Closed tshort closed 4 years ago

tshort commented 5 years ago

Here's an example:

julia> using IRTools: @dynamo, IR

julia> @dynamo function foo(a...)
           ir = IR(a...)
           return ir
       end

julia> mylog2(x) = ccall((:log2, Base.Math.libm), Float64, (Float64,), x)
mylog2 (generic function with 1 method)

julia> foo(mylog2, 3.3)
ERROR: TypeError: in ccall: first argument not a pointer or valid constant expression, expected Ptr, got Tuple{Symbol,String}
Stacktrace:
 [1] mylog2 at ./REPL[3]:1 [inlined]
 [2] foo(::typeof(mylog2), ::Float64) at /home/tshort/.julia/packages/IRTools/pgYVw/src/reflection/dynamo.jl:0
 [3] top-level scope at REPL[4]:1
MikeInnes commented 5 years ago

This comes from IR conversion:

julia> @code_lowered mylog2(3.3)
CodeInfo(
1 ─ %1 = Base.cconvert(Main.Float64, x)
│   %2 = Base.unsafe_convert(Main.Float64, %1)
│   %3 = $(Expr(:foreigncall, :(Core.tuple(:log2, Base.Math.libm)), Float64, svec(Float64), :(:ccall), 1, :(%2), :(%1)))
└──      return %3
)

julia> ir = @code_ir mylog2(3.3)
1: (%1, %2)
  %3 = Base.cconvert(Main.Float64, %2)
  %4 = Base.unsafe_convert(Main.Float64, %3)
  %5 = Core.tuple(:log2, Base.Math.libm)
  %6 = $(Expr(:foreigncall, %5, Float64, svec(Float64), :(:ccall), 1, %4, %3))
  return %6

By default we split nested expressions for convenience (they usually just segfault the compiler), but clearly for foreigncalls the tuple expression needs to be inlined. The splitting happens here so that's probably where we need to check for special expression types.

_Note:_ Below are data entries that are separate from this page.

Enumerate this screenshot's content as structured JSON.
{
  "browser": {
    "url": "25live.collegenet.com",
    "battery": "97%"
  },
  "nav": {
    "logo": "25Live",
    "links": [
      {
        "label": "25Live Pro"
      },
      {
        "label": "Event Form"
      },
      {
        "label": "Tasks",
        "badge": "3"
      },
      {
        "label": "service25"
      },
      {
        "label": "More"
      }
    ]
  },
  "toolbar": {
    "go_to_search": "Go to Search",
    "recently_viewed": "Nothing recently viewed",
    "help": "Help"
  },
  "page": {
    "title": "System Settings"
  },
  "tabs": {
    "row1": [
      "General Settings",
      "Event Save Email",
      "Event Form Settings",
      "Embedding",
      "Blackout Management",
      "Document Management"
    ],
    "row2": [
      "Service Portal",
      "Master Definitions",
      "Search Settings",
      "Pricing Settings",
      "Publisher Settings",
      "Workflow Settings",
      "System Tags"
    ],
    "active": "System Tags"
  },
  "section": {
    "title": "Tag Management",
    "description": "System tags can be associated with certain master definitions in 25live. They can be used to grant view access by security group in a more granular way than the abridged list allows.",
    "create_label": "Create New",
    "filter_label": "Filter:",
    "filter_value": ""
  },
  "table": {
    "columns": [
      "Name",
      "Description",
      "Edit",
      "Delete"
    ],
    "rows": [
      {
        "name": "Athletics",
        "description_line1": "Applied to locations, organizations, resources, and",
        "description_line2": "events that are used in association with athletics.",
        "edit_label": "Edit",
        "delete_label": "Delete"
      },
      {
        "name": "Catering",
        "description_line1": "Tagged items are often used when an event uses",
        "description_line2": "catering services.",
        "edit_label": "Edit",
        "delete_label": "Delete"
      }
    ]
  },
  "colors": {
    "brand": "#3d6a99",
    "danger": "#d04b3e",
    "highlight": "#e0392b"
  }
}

tshort commented 5 years ago

Changing that line to the following seems to work for this case. Not very pretty, though.

  if x.expr.head == :foreigncall
    e = x.expr
    x = Statement(x, expr = Expr(e.head, e.args[1], [x isa Expr ? push!(b, Statement(x, expr = a)) : a for a in e.args[2:end]]...))
  else
    x = applyex(a -> push!(b, Statement(x, expr = a)), x)
  end
MikeInnes commented 5 years ago

To be both correct and as convenient as push! for normal expressions, we'd actually have to recursively push! all the inner expressions except for the one special one.

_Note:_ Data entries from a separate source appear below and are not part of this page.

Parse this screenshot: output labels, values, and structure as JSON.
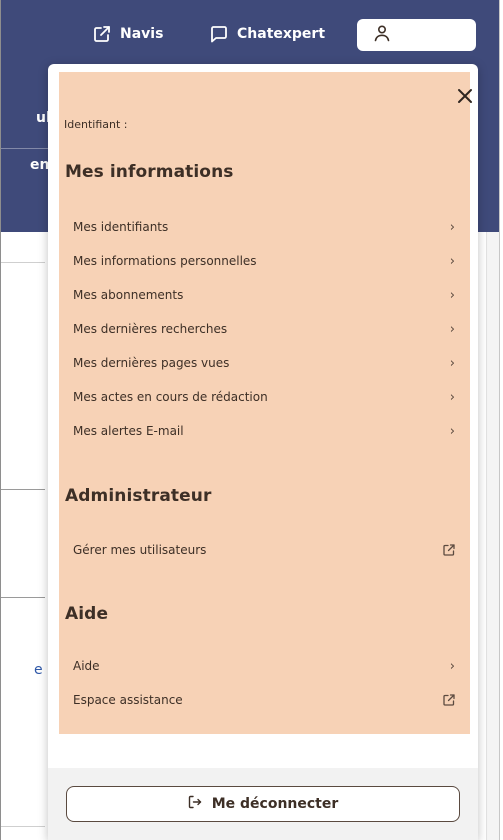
{
  "nav": {
    "navis_label": "Navis",
    "chatexpert_label": "Chatexpert"
  },
  "background": {
    "label_1": "ulat",
    "label_2": "ent",
    "link_fragment": "e"
  },
  "panel": {
    "identifier_label": "Identifiant :",
    "sections": [
      {
        "title": "Mes informations",
        "items": [
          {
            "label": "Mes identifiants",
            "icon": "chevron-right-icon"
          },
          {
            "label": "Mes informations personnelles",
            "icon": "chevron-right-icon"
          },
          {
            "label": "Mes abonnements",
            "icon": "chevron-right-icon"
          },
          {
            "label": "Mes dernières recherches",
            "icon": "chevron-right-icon"
          },
          {
            "label": "Mes dernières pages vues",
            "icon": "chevron-right-icon"
          },
          {
            "label": "Mes actes en cours de rédaction",
            "icon": "chevron-right-icon"
          },
          {
            "label": "Mes alertes E-mail",
            "icon": "chevron-right-icon"
          }
        ]
      },
      {
        "title": "Administrateur",
        "items": [
          {
            "label": "Gérer mes utilisateurs",
            "icon": "external-link-icon"
          }
        ]
      },
      {
        "title": "Aide",
        "items": [
          {
            "label": "Aide",
            "icon": "chevron-right-icon"
          },
          {
            "label": "Espace assistance",
            "icon": "external-link-icon"
          }
        ]
      }
    ],
    "logout_label": "Me déconnecter"
  },
  "colors": {
    "header_bg": "#3f4a7a",
    "panel_accent_bg": "#f7d2b6",
    "text": "#3d2f26"
  },
  "chevron_glyph": "›"
}
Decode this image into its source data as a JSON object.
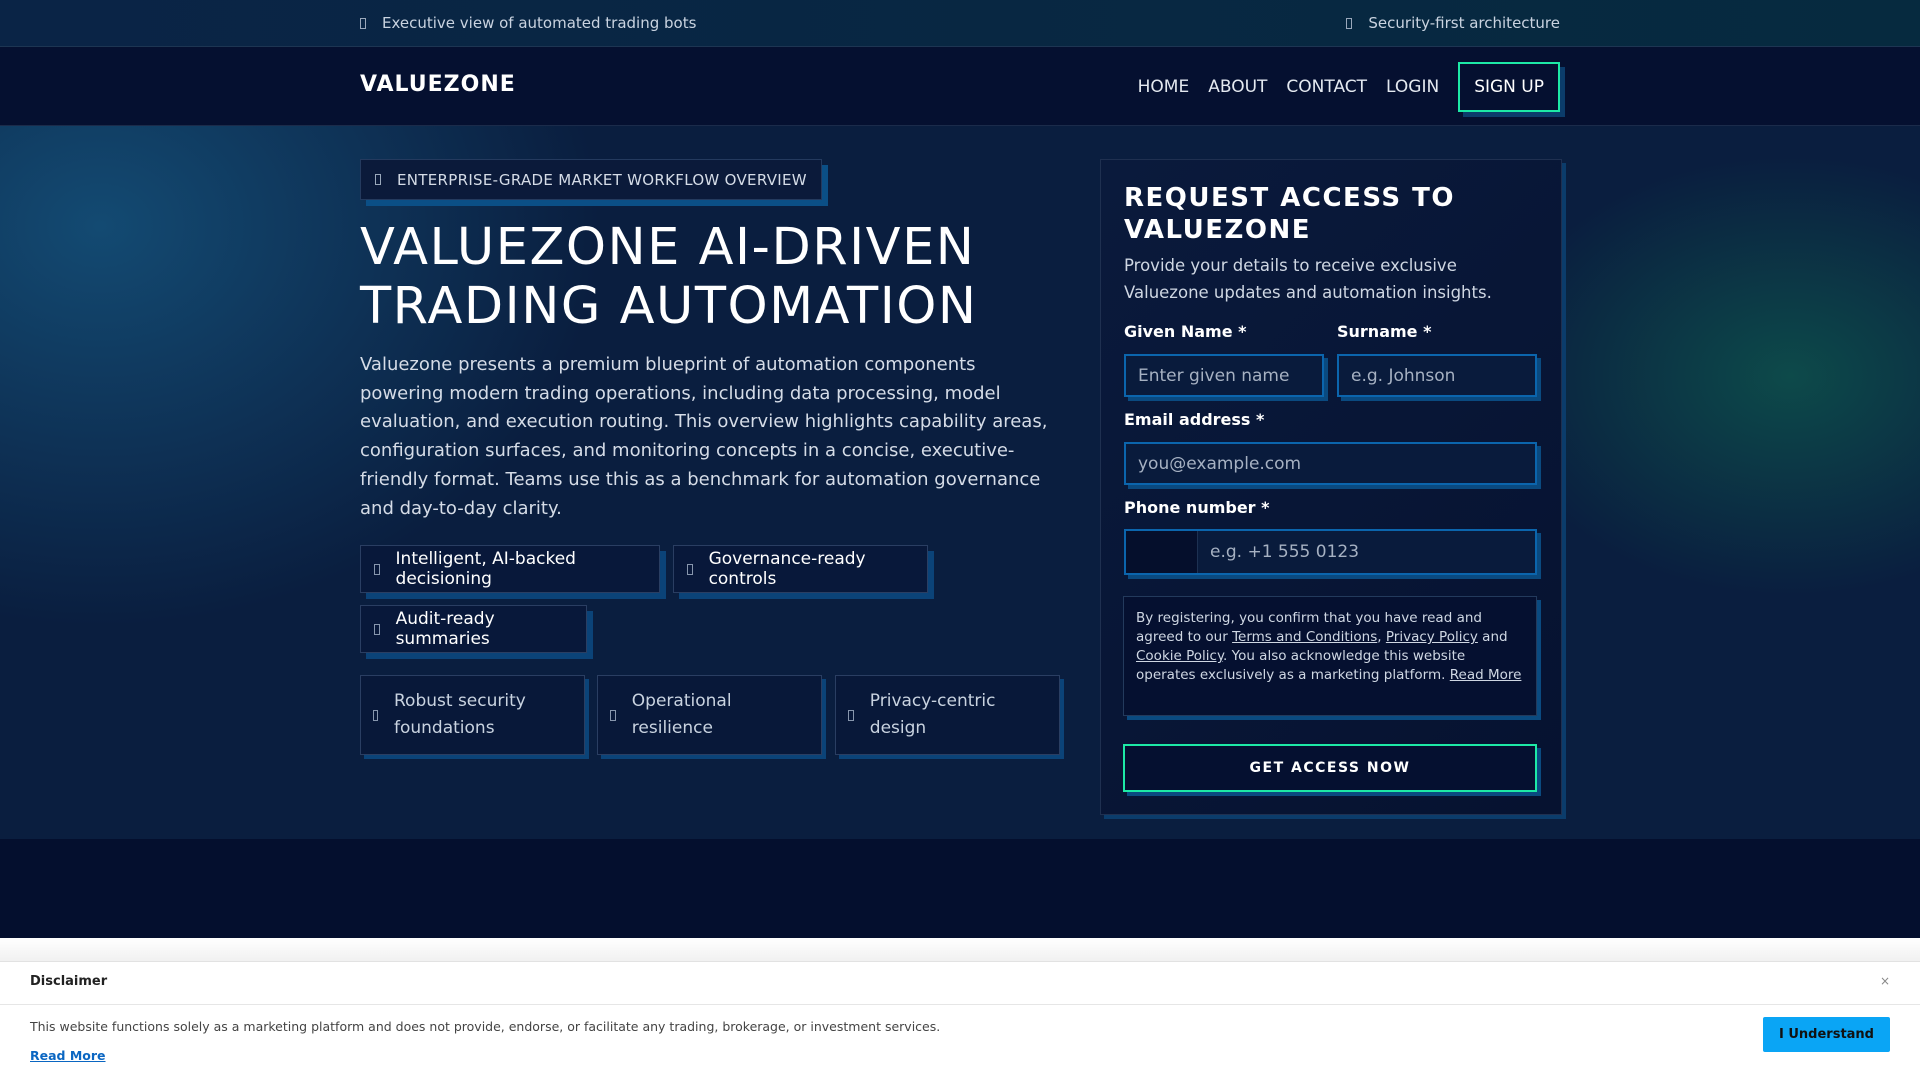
{
  "topbar": {
    "left": "Executive view of automated trading bots",
    "right": "Security-first architecture"
  },
  "nav": {
    "logo": "VALUEZONE",
    "links": [
      "HOME",
      "ABOUT",
      "CONTACT",
      "LOGIN"
    ],
    "signup": "SIGN UP"
  },
  "hero": {
    "badge": "ENTERPRISE-GRADE MARKET WORKFLOW OVERVIEW",
    "title": "VALUEZONE AI-DRIVEN TRADING AUTOMATION",
    "paragraph": "Valuezone presents a premium blueprint of automation components powering modern trading operations, including data processing, model evaluation, and execution routing. This overview highlights capability areas, configuration surfaces, and monitoring concepts in a concise, executive-friendly format. Teams use this as a benchmark for automation governance and day-to-day clarity.",
    "pills": [
      "Intelligent, AI-backed decisioning",
      "Governance-ready controls",
      "Audit-ready summaries"
    ],
    "cards": [
      "Robust security foundations",
      "Operational resilience",
      "Privacy-centric design"
    ]
  },
  "form": {
    "title": "REQUEST ACCESS TO VALUEZONE",
    "description": "Provide your details to receive exclusive Valuezone updates and automation insights.",
    "given_label": "Given Name *",
    "given_placeholder": "Enter given name",
    "surname_label": "Surname *",
    "surname_placeholder": "e.g. Johnson",
    "email_label": "Email address *",
    "email_placeholder": "you@example.com",
    "phone_label": "Phone number *",
    "phone_placeholder": "e.g. +1 555 0123",
    "consent": {
      "p1": "By registering, you confirm that you have read and agreed to our ",
      "terms": "Terms and Conditions",
      "sep": ", ",
      "privacy": "Privacy Policy",
      "and": " and ",
      "cookie": "Cookie Policy",
      "p2": ". You also acknowledge this website operates exclusively as a marketing platform. ",
      "read_more": "Read More"
    },
    "submit": "GET ACCESS NOW"
  },
  "disclaimer": {
    "title": "Disclaimer",
    "close": "×",
    "text": "This website functions solely as a marketing platform and does not provide, endorse, or facilitate any trading, brokerage, or investment services.",
    "read_more": "Read More",
    "button": "I Understand"
  }
}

I don't think all that is necessary, though. We can sacrifice a tiny bit of convenience by just assuming foreigncalls are correct, and doing something like

x = isexpr(x.expr, :foreigncall) ? x :
  applyex(a -> push!(b, Statement(x, expr = a)), x)
phipsgabler commented 4 years ago

cglobal requires the same calling convention, appearently (at least in 1.3.1):

julia> cglobal(:jl_n_threads, Cint)
Ptr{Int32} @0x00007fc7919a72f8

julia> f(s) = cglobal(Symbol(string(s)), Cint)
f (generic function with 1 method)

julia> f("jl_n_threads")
ERROR: TypeError: in cglobal: first argument not a pointer or valid constant expression, expected Ptr, got Symbol
Stacktrace:
 [1] f(::String) at ./REPL[2]:1
 [2] top-level scope at REPL[4]:1

But it doesn't lower to a :foreigncall expression:

julia> ir = @code_ir Threads.nthreads()
1: (%1)
  %2 = Base.Threads.cglobal(:jl_n_threads, Base.Threads.Cint)
  %3 = Base.Threads.unsafe_load(%2)
  %4 = Base.Threads.Int(%3)
  return %4

This hit me in code that I generated, and I solved it by a special case. But can it ever fail due to IRTools' normal code transformations?

MikeInnes commented 4 years ago

This is different from the invokelatest case as one of the arguments isn't required to be a nested expression; so I don't think any IRTools pass with mess with it.